初手にリーダー枠を解放できるデッキの利点を享受すべく、サブオーラは積極的に採用すべきだと考えます。
現在のグローリーであれば、竜単条件で使えるサブオーラとして闘化ジュディがまず選択されると思います。そして、もう一枠として進化ランドタイラントも編成した2オーラ構成も視野に入ってきます。
ランドタイラントはHPこそ低くなりますが、A駒のATKが1,150~1,200と比較的高めの竜血デッキには相性がよく、230~240(1枚返し時)をベースに枚数返しが増えるほど大きく火力を底上げしてくれます。
トゥアン竜血デッキに良く使われてきたヤンドーラは、上述のように、火炎ダメージの割合が少なくなったリアン竜血デッキでは手駒を圧迫する割に旨味が得にくくなってきていると感じます。
グラスムンチャーが使えるようになる来月からは、恐らく闘化ジュディとグラスムンチャーの2オーラが採用されそうですが、それまでは多少HPが下がることを許容して進化ランドタイラントを編成するかどうかを個人が好みで判断する、という感じになりそうかなと思います。
なお、竜闘化リアンと闘化真紅がアンロックされた今タームのロイヤルバトルでは、ご存知の通りリアン竜血デッキがインパクトを与えています。グローリーとは違って実装後2ヶ月の猶予期間がないロイヤルバトルでは、既に闘化ジュディとグラスムンチャーの2オーラが広く編成されている模様です。
リアン竜血はかなり戦える

今月の初め頃、デッキ編成を煮詰めながらリアン竜血デッキで潜り始めた頃に10連勝することができました。これまで、トゥアン竜血で苦しさを感じていたヨアケ閃撃やツクヨミ、神殴りなどにも十分対等に戦える印象で好感触でした。
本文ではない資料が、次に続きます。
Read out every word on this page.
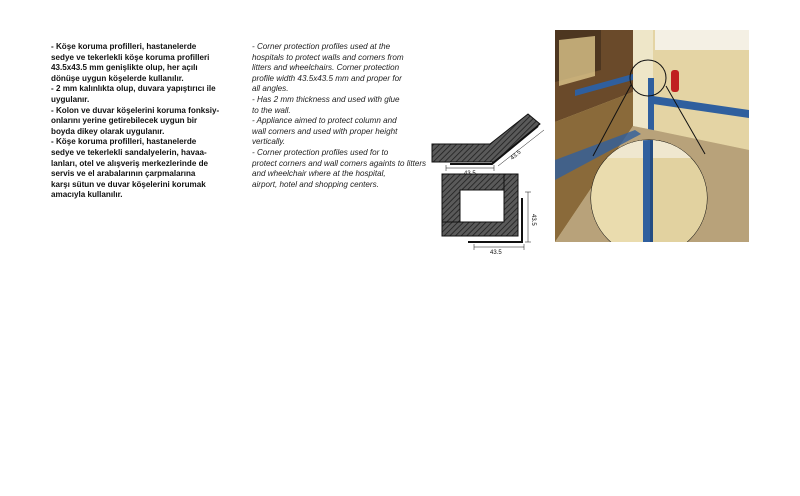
- Köşe koruma profilleri, hastanelerde
sedye ve tekerlekli köşe koruma profilleri
43.5x43.5 mm genişlikte olup, her açılı
dönüşe uygun köşelerde kullanılır.

- 2 mm kalınlıkta olup, duvara yapıştırıcı ile
uygulanır.

- Kolon ve duvar köşelerini koruma fonksiy-
onlarını yerine getirebilecek uygun bir
boyda dikey olarak uygulanır.

- Köşe koruma profilleri, hastanelerde
sedye ve tekerlekli sandalyelerin, havaa-
lanları, otel ve alışveriş merkezlerinde de
servis ve el arabalarının çarpmalarına
karşı sütun ve duvar köşelerini korumak
amacıyla kullanılır.

- Corner protection profiles used at the
hospitals to protect walls and corners from
litters and wheelchairs. Corner protection
profile width 43.5x43.5 mm and proper for
all angles.

- Has 2 mm thickness and used with glue
to the wall.

- Appliance aimed to protect column and
wall corners and used with proper height
vertically.

- Corner protection profiles used for to
protect corners and wall corners againts to litters
and wheelchair where at the hospital,
airport, hotel and shopping centers.

43.5
43.5
43.5
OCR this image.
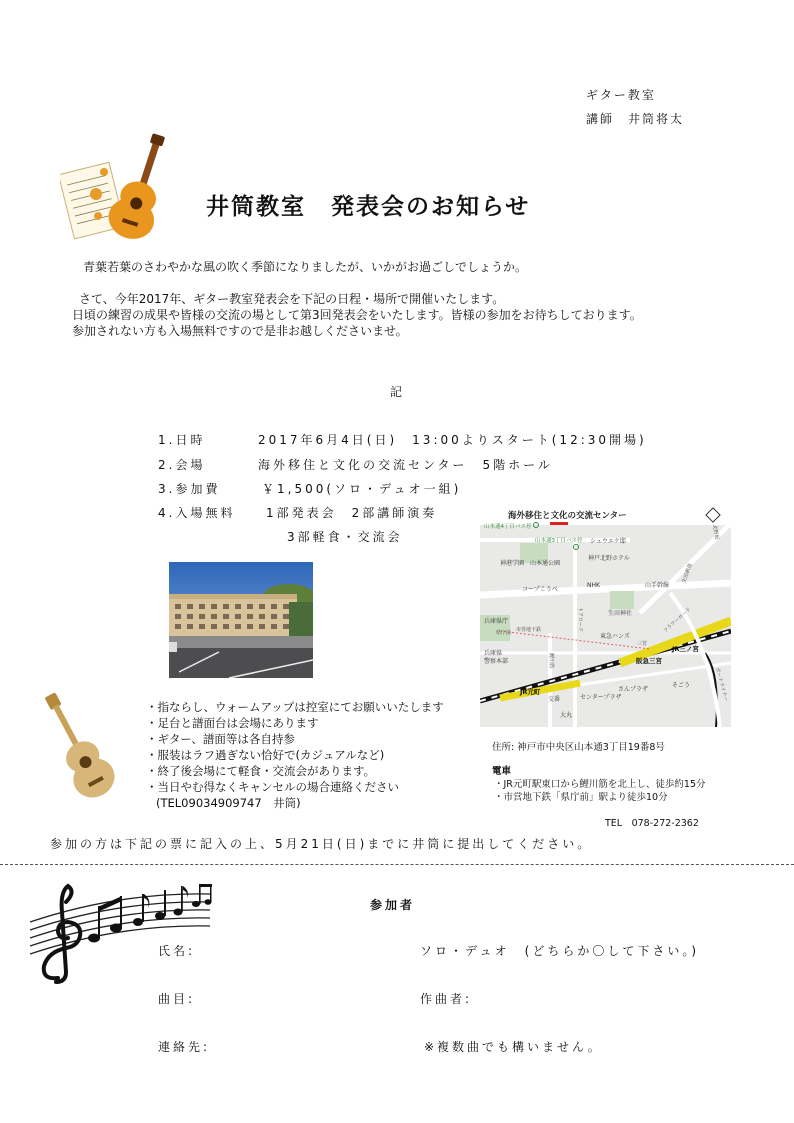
ギター教室
講師　井筒将太
井筒教室　発表会のお知らせ
青葉若葉のさわやかな風の吹く季節になりましたが、いかがお過ごしでしょうか。
さて、今年2017年、ギター教室発表会を下記の日程・場所で開催いたします。
日頃の練習の成果や皆様の交流の場として第3回発表会をいたします。皆様の参加をお待ちしております。
参加されない方も入場無料ですので是非お越しくださいませ。
記
1.日時	2017年6月4日(日)　13:00よりスタート(12:30開場)
2.会場	海外移住と文化の交流センター　5階ホール
3.参加費	￥1,500(ソロ・デュオ一組)
4.入場無料	1部発表会　2部講師演奏
3部軽食・交流会
・指ならし、ウォームアップは控室にてお願いいたします
・足台と譜面台は会場にあります
・ギター、譜面等は各自持参
・服装はラフ過ぎない恰好で(カジュアルなど)
・終了後会場にて軽食・交流会があります。
・当日やむ得なくキャンセルの場合連絡ください
(TEL09034909747　井筒)
海外移住と文化の交流センター
山本通4丁目バス停
山本通3丁目バス停 シュウエケ邸
神戸北野ホテル
神港学園 山本通公園
NHK	山手幹線
コープこうべ
生田神社
兵庫県庁
東急ハンズ
兵庫県
警察本部
交番	センタープラザ
さんプラザ
そごう
大丸
県庁前 市営地下鉄
三宮
鯉川筋
トアロード	フラワーロード
ポートライナー
北野坂
生田新道
阪急三宮
JR三ノ宮
JR元町
住所: 神戸市中央区山本通3丁目19番8号
電車
・JR元町駅東口から鯉川筋を北上し、徒歩約15分
・市営地下鉄「県庁前」駅より徒歩10分
TEL　078-272-2362
参加の方は下記の票に記入の上、5月21日(日)までに井筒に提出してください。
参加者
氏名:	ソロ・デュオ　(どちらか〇して下さい。)
曲目:	作曲者:
連絡先:	※複数曲でも構いません。
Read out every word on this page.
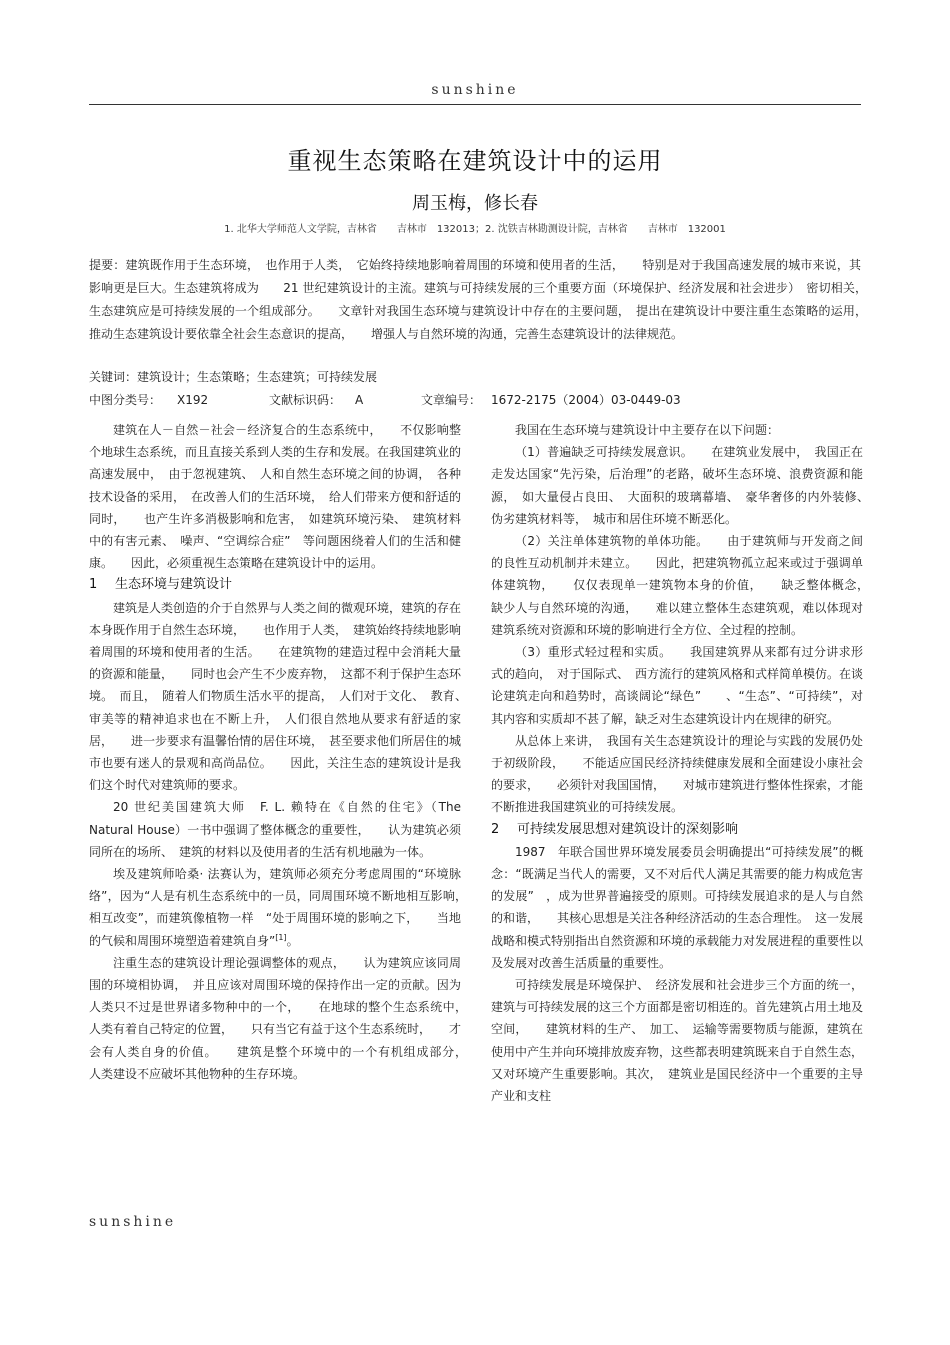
sunshine
重视生态策略在建筑设计中的运用
周玉梅，修长春
1. 北华大学师范人文学院，吉林省　　吉林市　132013；2. 沈铁吉林勘测设计院，吉林省　　吉林市　132001
提要：建筑既作用于生态环境，　也作用于人类，　它始终持续地影响着周围的环境和使用者的生活，　　特别是对于我国高速发展的城市来说，其影响更是巨大。生态建筑将成为　　21 世纪建筑设计的主流。建筑与可持续发展的三个重要方面（环境保护、经济发展和社会进步）　密切相关，　生态建筑应是可持续发展的一个组成部分。　　文章针对我国生态环境与建筑设计中存在的主要问题，　提出在建筑设计中要注重生态策略的运用，　　推动生态建筑设计要依靠全社会生态意识的提高，　　增强人与自然环境的沟通，完善生态建筑设计的法律规范。
关键词：建筑设计；生态策略；生态建筑；可持续发展
中图分类号： X192	文献标识码： A	文章编号： 1672-2175（2004）03-0449-03

建筑在人－自然－社会－经济复合的生态系统中，　　不仅影响整个地球生态系统，而且直接关系到人类的生存和发展。在我国建筑业的高速发展中，　由于忽视建筑、　人和自然生态环境之间的协调，　各种技术设备的采用，　在改善人们的生活环境，　给人们带来方便和舒适的同时，　　也产生许多消极影响和危害，　如建筑环境污染、　建筑材料中的有害元素、　噪声、“空调综合症”　等问题困绕着人们的生活和健康。　　因此，必须重视生态策略在建筑设计中的运用。

1 生态环境与建筑设计

建筑是人类创造的介于自然界与人类之间的微观环境，建筑的存在本身既作用于自然生态环境，　　也作用于人类，　建筑始终持续地影响着周围的环境和使用者的生活。　　在建筑物的建造过程中会消耗大量的资源和能量，　　同时也会产生不少废弃物，　这都不利于保护生态环境。　而且，　随着人们物质生活水平的提高，　人们对于文化、　教育、　审美等的精神追求也在不断上升，　人们很自然地从要求有舒适的家居，　　进一步要求有温馨怡情的居住环境，　甚至要求他们所居住的城市也要有迷人的景观和高尚品位。　　因此，关注生态的建筑设计是我们这个时代对建筑师的要求。

20 世纪美国建筑大师　F. L. 赖特在《自然的住宅》（The Natural House）一书中强调了整体概念的重要性，　　认为建筑必须同所在的场所、　建筑的材料以及使用者的生活有机地融为一体。

埃及建筑师哈桑· 法赛认为，建筑师必须充分考虑周围的“环境脉络”，因为“人是有机生态系统中的一员，同周围环境不断地相互影响，　　相互改变”，而建筑像植物一样　“处于周围环境的影响之下，　　当地的气候和周围环境塑造着建筑自身”[1]。

注重生态的建筑设计理论强调整体的观点，　　认为建筑应该同周围的环境相协调，　并且应该对周围环境的保持作出一定的贡献。因为人类只不过是世界诸多物种中的一个，　　在地球的整个生态系统中，　人类有着自己特定的位置，　　只有当它有益于这个生态系统时，　　才会有人类自身的价值。　　建筑是整个环境中的一个有机组成部分，　　人类建设不应破坏其他物种的生存环境。

我国在生态环境与建筑设计中主要存在以下问题：

（1）普遍缺乏可持续发展意识。　　在建筑业发展中，　我国正在走发达国家“先污染，后治理”的老路，破坏生态环境、浪费资源和能源，　如大量侵占良田、　大面积的玻璃幕墙、　豪华奢侈的内外装修、　伪劣建筑材料等，　城市和居住环境不断恶化。

（2）关注单体建筑物的单体功能。　　由于建筑师与开发商之间的良性互动机制并未建立。　　因此，把建筑物孤立起来或过于强调单体建筑物，　　仅仅表现单一建筑物本身的价值，　　缺乏整体概念，　缺少人与自然环境的沟通，　　难以建立整体生态建筑观，难以体现对建筑系统对资源和环境的影响进行全方位、全过程的控制。

（3）重形式轻过程和实质。　　我国建筑界从来都有过分讲求形式的趋向，　对于国际式、　西方流行的建筑风格和式样简单模仿。在谈论建筑走向和趋势时，高谈阔论“绿色”　　、“生态”、“可持续”，对其内容和实质却不甚了解，缺乏对生态建筑设计内在规律的研究。

从总体上来讲，　我国有关生态建筑设计的理论与实践的发展仍处于初级阶段，　　不能适应国民经济持续健康发展和全面建设小康社会的要求，　　必须针对我国国情，　　对城市建筑进行整体性探索，才能不断推进我国建筑业的可持续发展。

2 可持续发展思想对建筑设计的深刻影响

1987　年联合国世界环境发展委员会明确提出“可持续发展”的概念：“既满足当代人的需要，又不对后代人满足其需要的能力构成危害的发展”　，成为世界普遍接受的原则。可持续发展追求的是人与自然的和谐，　　其核心思想是关注各种经济活动的生态合理性。　这一发展战略和模式特别指出自然资源和环境的承载能力对发展进程的重要性以及发展对改善生活质量的重要性。

可持续发展是环境保护、　经济发展和社会进步三个方面的统一，建筑与可持续发展的这三个方面都是密切相连的。首先建筑占用土地及空间，　　建筑材料的生产、　加工、　运输等需要物质与能源，建筑在使用中产生并向环境排放废弃物，这些都表明建筑既来自于自然生态，又对环境产生重要影响。其次，　建筑业是国民经济中一个重要的主导产业和支柱

sunshine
(10連勝してもなお731ポイントなのは、月始めに冒険クゥパやクピレーディアなど様々な実験デッキを組んで周回し、見事にポイントを溶かしに溶かしていたためです…触れないでください)
まとめ
竜闘化リアンの竜血デッキは低コスト帯でも少しずつ存在感を増してきているように感じます。
コスト200では全体火炎・獄炎を多く搭載できる火炎軸のトゥアンがまだまだ活躍すると思われる一方で、グローリーなど低コスト帯の竜血デッキはリアン竜血へのシフトが進行していきそうな気がしますので、低コスト帯に興味があってデッキを組むことができる人はチャレンジしてみて欲しいと思います。